7 Financiële consequenties

In de voorliggende hoofdstukken zijn diverse aanbevelingen gedaan om de doelstellingen van de gemeente Wierden op het gebied van ouderen te bereiken. Een aantal van deze aanbevelingen kan worden gerealiseerd door het werven van extra vrijwilligers. Een aantal andere aanbevelingen kan niet worden uitgevoerd zonder extra financiële middelen. In dit hoofdstuk geven we globaal inzicht in de verwachte kosten voor het uitvoeren van deze aanbevelingen

7.1 Woonserviceadviseurs

Bij Ouderen voor ouderen wordt een breed scala aan initiatieven gebundeld en versterkt waarbij de focus is gericht om (vitale) ouderen in te zetten voor (kwetsbare) ouderen.

Naast de vergrijzing, staan er grote transities op stapel waaronder de transitie van de AWBZ. Deze gaat gepaard met een forse bezuiniging.
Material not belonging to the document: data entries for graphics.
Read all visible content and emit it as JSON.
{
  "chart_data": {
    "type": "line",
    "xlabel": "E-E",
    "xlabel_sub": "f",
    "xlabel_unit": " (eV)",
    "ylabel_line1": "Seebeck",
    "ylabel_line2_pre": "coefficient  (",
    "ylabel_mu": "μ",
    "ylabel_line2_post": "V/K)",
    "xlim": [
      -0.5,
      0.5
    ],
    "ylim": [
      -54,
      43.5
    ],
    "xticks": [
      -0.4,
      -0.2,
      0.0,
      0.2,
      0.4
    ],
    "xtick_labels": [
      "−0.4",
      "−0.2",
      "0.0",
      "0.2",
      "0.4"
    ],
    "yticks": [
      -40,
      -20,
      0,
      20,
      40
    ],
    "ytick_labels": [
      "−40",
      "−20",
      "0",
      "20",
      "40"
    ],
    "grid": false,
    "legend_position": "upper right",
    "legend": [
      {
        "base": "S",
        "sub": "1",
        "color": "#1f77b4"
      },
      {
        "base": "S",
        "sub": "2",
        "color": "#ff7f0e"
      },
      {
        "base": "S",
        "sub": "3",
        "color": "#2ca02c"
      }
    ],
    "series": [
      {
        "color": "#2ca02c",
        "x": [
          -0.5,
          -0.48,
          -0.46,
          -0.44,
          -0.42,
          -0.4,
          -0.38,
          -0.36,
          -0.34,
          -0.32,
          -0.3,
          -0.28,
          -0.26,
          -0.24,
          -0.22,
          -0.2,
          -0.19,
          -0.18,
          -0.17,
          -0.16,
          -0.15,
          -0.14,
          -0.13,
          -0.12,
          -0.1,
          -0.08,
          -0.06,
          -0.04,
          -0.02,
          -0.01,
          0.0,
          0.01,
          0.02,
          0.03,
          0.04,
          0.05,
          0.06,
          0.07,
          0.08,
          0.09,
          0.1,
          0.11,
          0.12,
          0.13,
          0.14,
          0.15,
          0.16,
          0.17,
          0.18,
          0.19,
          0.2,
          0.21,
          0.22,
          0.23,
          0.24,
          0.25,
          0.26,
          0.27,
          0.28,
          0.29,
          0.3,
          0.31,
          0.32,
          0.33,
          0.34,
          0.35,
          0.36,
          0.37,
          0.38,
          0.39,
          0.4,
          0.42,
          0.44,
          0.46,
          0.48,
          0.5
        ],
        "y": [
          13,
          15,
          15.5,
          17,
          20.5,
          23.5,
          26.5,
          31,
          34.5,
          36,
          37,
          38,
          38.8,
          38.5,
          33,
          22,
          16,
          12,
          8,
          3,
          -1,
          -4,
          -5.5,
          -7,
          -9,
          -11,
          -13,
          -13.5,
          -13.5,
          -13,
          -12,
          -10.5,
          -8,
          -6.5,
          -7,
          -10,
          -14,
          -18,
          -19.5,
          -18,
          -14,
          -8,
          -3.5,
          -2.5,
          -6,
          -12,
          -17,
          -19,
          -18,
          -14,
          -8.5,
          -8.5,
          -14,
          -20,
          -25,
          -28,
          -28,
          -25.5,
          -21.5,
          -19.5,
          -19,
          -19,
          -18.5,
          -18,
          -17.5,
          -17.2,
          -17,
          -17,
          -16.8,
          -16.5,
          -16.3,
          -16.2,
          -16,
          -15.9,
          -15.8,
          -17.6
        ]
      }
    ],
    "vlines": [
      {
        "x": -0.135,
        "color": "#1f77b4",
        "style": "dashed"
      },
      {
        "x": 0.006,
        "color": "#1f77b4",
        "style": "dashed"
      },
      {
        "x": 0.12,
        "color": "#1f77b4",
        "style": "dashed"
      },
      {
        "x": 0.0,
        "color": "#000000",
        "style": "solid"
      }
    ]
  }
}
Dit alles zal een groot beroep doen op de samenleving om voor elkaar te zorgen, de eigen kracht van mensen in te zetten.

Binnen de gemeente Wierden zijn er verschillende initiatieven die een basis kunnen vormen voor deze omslag. Denk hierbij aan Woonservice en Senioren op eigen kracht. Deze projecten hebben het bestaansrecht bewezen en leveren een goede bijdrage aan het welzijn van de senioren in de gemeente. Echter met de toenemende vraag en een afnemende zorgtaak van de overheid, zal er meer moeten gebeuren. Belangrijk is uit te gaan van de basis en deze te versterken.

Doel:

- in een vroegtijdig stadium onderkennen van zorgvragen bij ouderen;

- vitale ouderen inzetten voor de buurt;

- eigen kracht van alle burgers inzetten, ook van de zorgvrager

- verbindingen leggen en versterken van bestaande initiatieven in de wijk/buurt

Bij Ouderen voor ouderen wordt een breed scala aan initiatieven gebundeld en versterkt waarbij de focus is gericht om (vitale) ouderen in te zetten voor (kwetsbare) ouderen.
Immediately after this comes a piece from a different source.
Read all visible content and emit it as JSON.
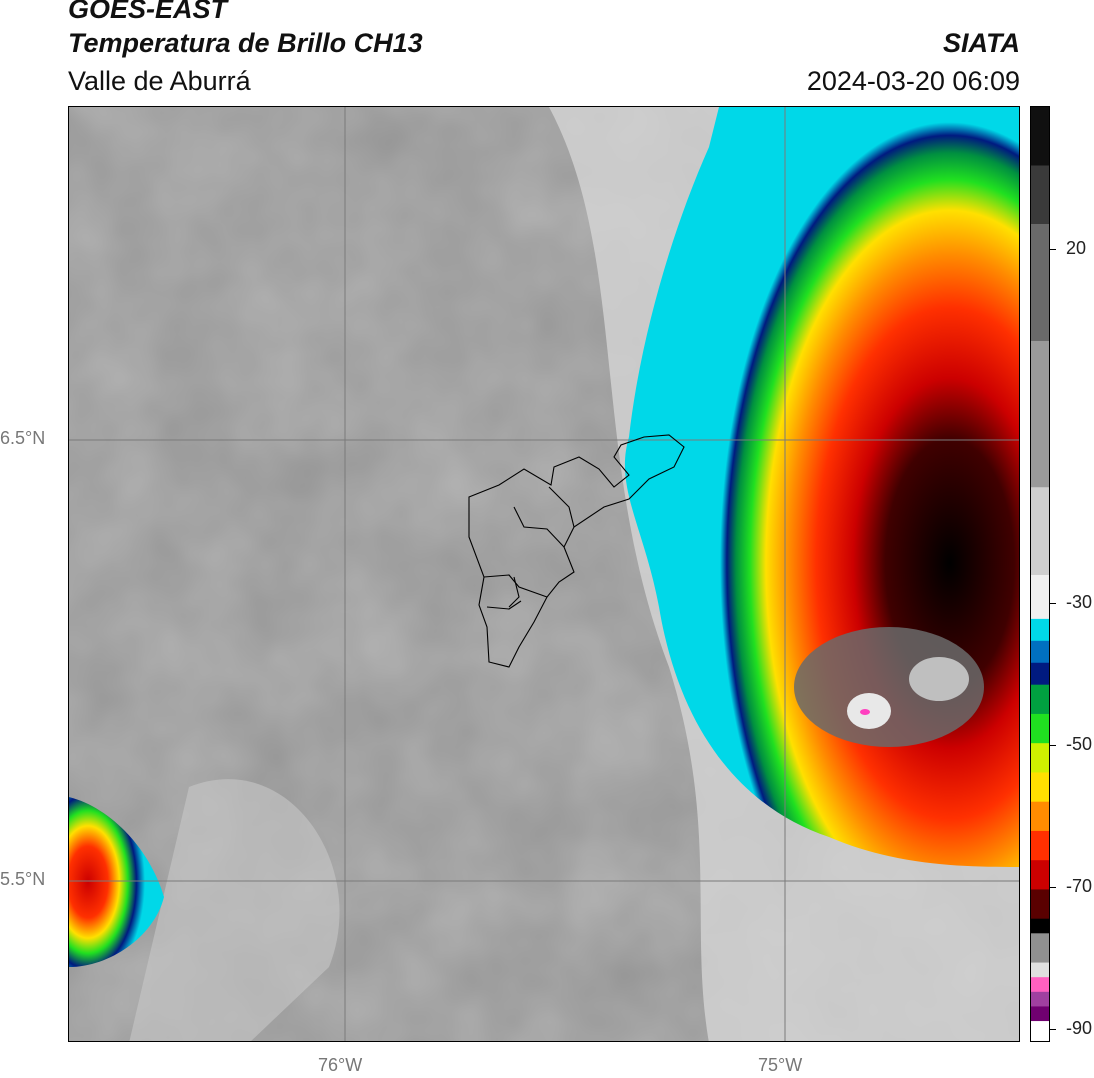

Door het gecoördineerd inzetten van woonserviceadviseurs in de woonservice-gebieden wordt gewerkt aan verankering van deze gedachte. Deze adviseurs zoeken ouderen op en naast signaleren, werven zij ook ouderen; vormen een spin in het web.

Individuele hulpvragen van ouderen worden gesignaleerd en deze ouderen worden bezocht. De hulpvraag wordt in kaart gebracht en zoekt naar mogelijkheden bij de hulpvrager en bij het netwerk in de wijk/buurt. Samen wordt er naar een oplossing gezocht, waarbij de kracht van de hulpvrager ook ingezet zal worden (bij de eigen hulpvraag of de hulpvraag van een ander of van de wijk). Deze

Woonservice-adviseurs moeten worden geschoold. Zij ontvangen een scholing van de ouderenadviseur Eigen kracht Senioren. Hierbij wordt ingezet op kennis van de sociale kaart, kennis van de eigen directe omgeving en gespreksvoering. Na deze algemene cursus, maken zij kennis met de mensen en mogelijkheden van de informele (zorg) netwerken binnen de eigen buurt/wijk, de mogelijkheden van de Woonservice en het woonservicewijkteam en het informele netwerk. Zij zullen ook een directe link met het wijkteam krijgen. Kennen en gekend worden is het sleutelwoord.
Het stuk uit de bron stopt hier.